2023-01-16 17:54:04 | 将棋
少し前(“遠い昔”のような気も…)「将棋とは、最後に羽生が勝つゲーム」と言われていたが、
昨日の藤井五冠の“1日3勝”を見て………
  ……つくづく「将棋とは、最後に藤井くんが勝つゲーム」だと思った。


 昨日(1月15日)、藤井五冠はNHK杯将棋トーナメント3回戦・対佐藤天九段、朝日杯将棋オープン戦本戦1回戦・対阿久津八段、同本戦2回戦(準々決勝)・対増田康六段をすべて勝ち、1日で3勝を上げた。
 NHK杯は収録なので、実際は1日2戦2勝なのだが、主観的には3戦3勝である。


 昨日は都道府県対抗女子駅伝があったので、3局すべては観なかったが、佐藤天九段戦(NHK杯)は、難解な将棋で、終盤は何度も形勢が揺れたが、最後は藤井五冠が勝利
 持ち時間が短いNHK杯戦は、秒読み、しかも30秒の秒読みになるので、AIの評価値が乱高下する。しかし、勝率が90%でもそれは最善手をさせた場合で、それ以外の手では評価値(勝率)が急降下してしまうケースが多々あるので、「勝率90%」=「勝勢」とは言えない。もちろん、勝率90%で候補手の4手が88%以上の手で、5番手でも80%あるような局面もある。
 つまり、NHK杯で勝つには、《勝ちにくい将棋になるのを避けること》《終盤で決定的な見落としはしないこと》《勝機を逃さないこと》が肝要で、もちろん、《優れた大局観》と《読みの精度とスピード》が必須となる。
 で、少し前の羽生九段は、《最後には勝ってしまう》という状況だった。(NHK杯に限らず)

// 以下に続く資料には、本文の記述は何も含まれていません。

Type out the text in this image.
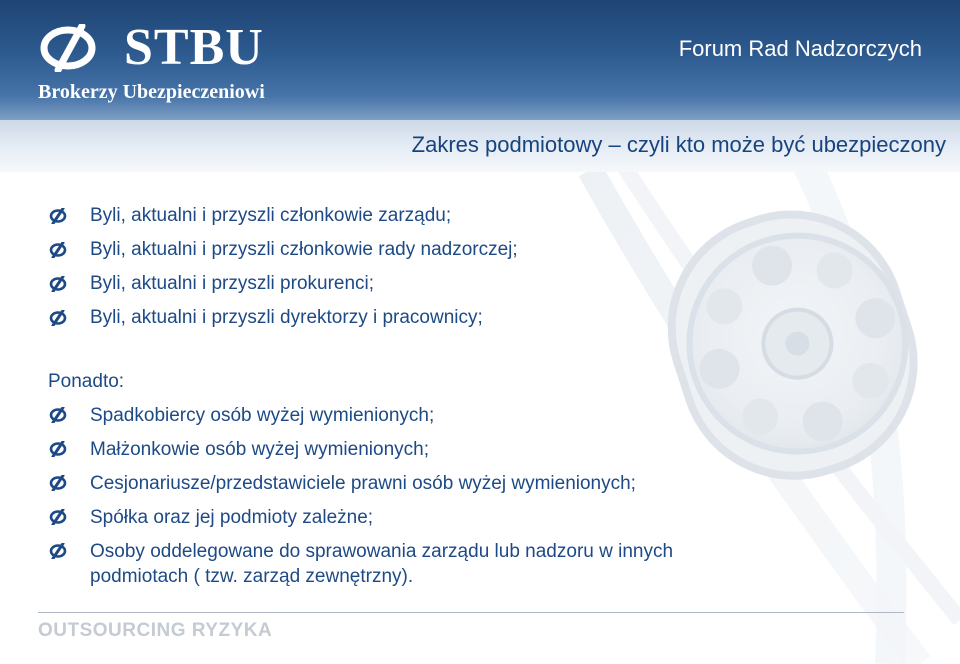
STBU
Brokerzy Ubezpieczeniowi
Forum Rad Nadzorczych
Zakres podmiotowy – czyli kto może być ubezpieczony
Byli, aktualni i przyszli członkowie zarządu;
Byli, aktualni i przyszli członkowie rady nadzorczej;
Byli, aktualni i przyszli prokurenci;
Byli, aktualni i przyszli dyrektorzy i pracownicy;
Ponadto:
Spadkobiercy osób wyżej wymienionych;
Małżonkowie osób wyżej wymienionych;
Cesjonariusze/przedstawiciele prawni osób wyżej wymienionych;
Spółka oraz jej podmioty zależne;
Osoby oddelegowane do sprawowania zarządu lub nadzoru w innych podmiotach ( tzw. zarząd zewnętrzny).
OUTSOURCING RYZYKA
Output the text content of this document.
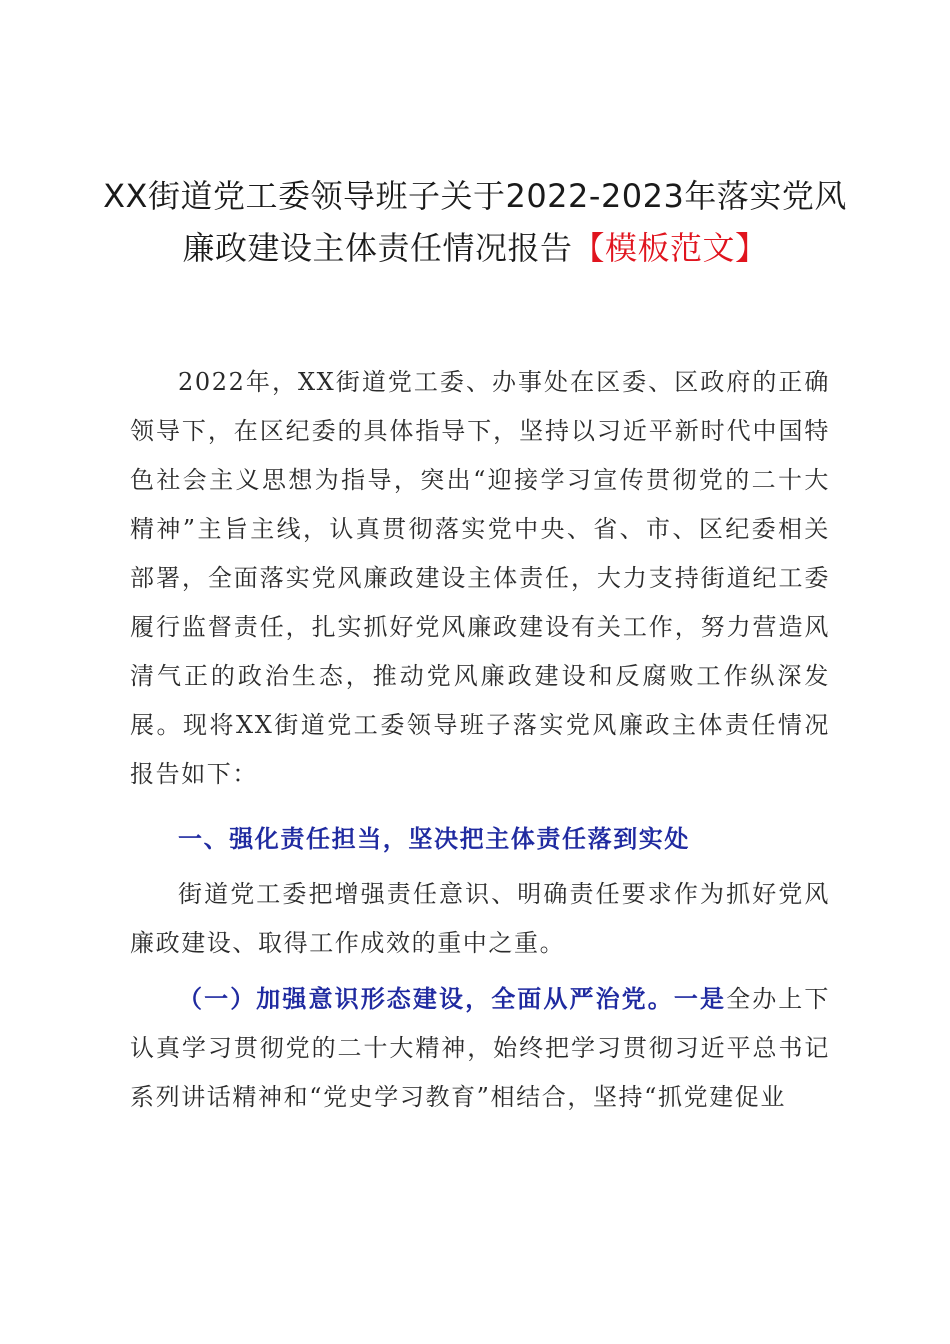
XX街道党工委领导班子关于2022-2023年落实党风
廉政建设主体责任情况报告【模板范文】

2022年，XX街道党工委、办事处在区委、区政府的正确领导下，在区纪委的具体指导下，坚持以习近平新时代中国特色社会主义思想为指导，突出“迎接学习宣传贯彻党的二十大精神”主旨主线，认真贯彻落实党中央、省、市、区纪委相关部署，全面落实党风廉政建设主体责任，大力支持街道纪工委履行监督责任，扎实抓好党风廉政建设有关工作，努力营造风清气正的政治生态，推动党风廉政建设和反腐败工作纵深发展。现将XX街道党工委领导班子落实党风廉政主体责任情况报告如下：

一、强化责任担当，坚决把主体责任落到实处

街道党工委把增强责任意识、明确责任要求作为抓好党风廉政建设、取得工作成效的重中之重。

（一）加强意识形态建设，全面从严治党。一是全办上下认真学习贯彻党的二十大精神，始终把学习贯彻习近平总书记系列讲话精神和“党史学习教育”相结合，坚持“抓党建促业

 朝日杯の阿久津戦は未見、対増田戦は終盤から観戦した。
 中継画面を見ると……後手の増田康六段の玉がいない!……いや、先手陣にいた。
 画面の評価値グラフは、途中増田康六段が勝勢だったようだが、観戦を始めた局面は、逆に藤井五冠の勝勢になっていた。
 一昔前なら、AIは入玉の形勢判断が苦手だったが、現在は数値通りの形勢なのだろう。
 でも、秒読みなので波乱はあるかもしれないと思ってみていたが、順当に勝った。

 棋譜を再現してみると、先手の藤井玉はほぼ受けなしで、後手増田玉に詰みがあるかどうか……
 評価値が“増田康六段の勝勢”を示していたので、後手玉には詰みがないのだろう。ただし、正確に受ける、逃げなければ、容易に詰んでしまうのが、将棋の怖さ。
 と言っても、益田六段はトップレベルの棋士なので、詰まされてしまうことは考えにくい。
 棋譜再現を続けると、藤井五冠の王手ラッシュを浴びる後手玉が、上部に逃走。
 途中▲3二飛成の王手に対して、3三に金合いをしたので、少し混戦模様に(金合いでは銀合いが正着……でも、後で▲4三龍と擦り込まれる手を防いで普通は金を打つ)。それでも、その後、増田六段は的確に指し、優位は保つ。その道中で先手玉を追い詰めていた馬を消されてしまうが、馬を消されても、依然、増田六段が大優勢なのだが、評価値とは裏腹に、正着を指すのが徐々に難しいという局面になっていった。そして……

 藤井五冠の王手ラッシュが始まってから、40手目についに悪手を……
 おそらく、私が観戦を始めたのがその直後で、先述したように、勝勢になった藤井五冠が勝ち切った。



「将棋とは、最後に藤井くんが勝つゲーム」だなとつくづく感じた一日だった。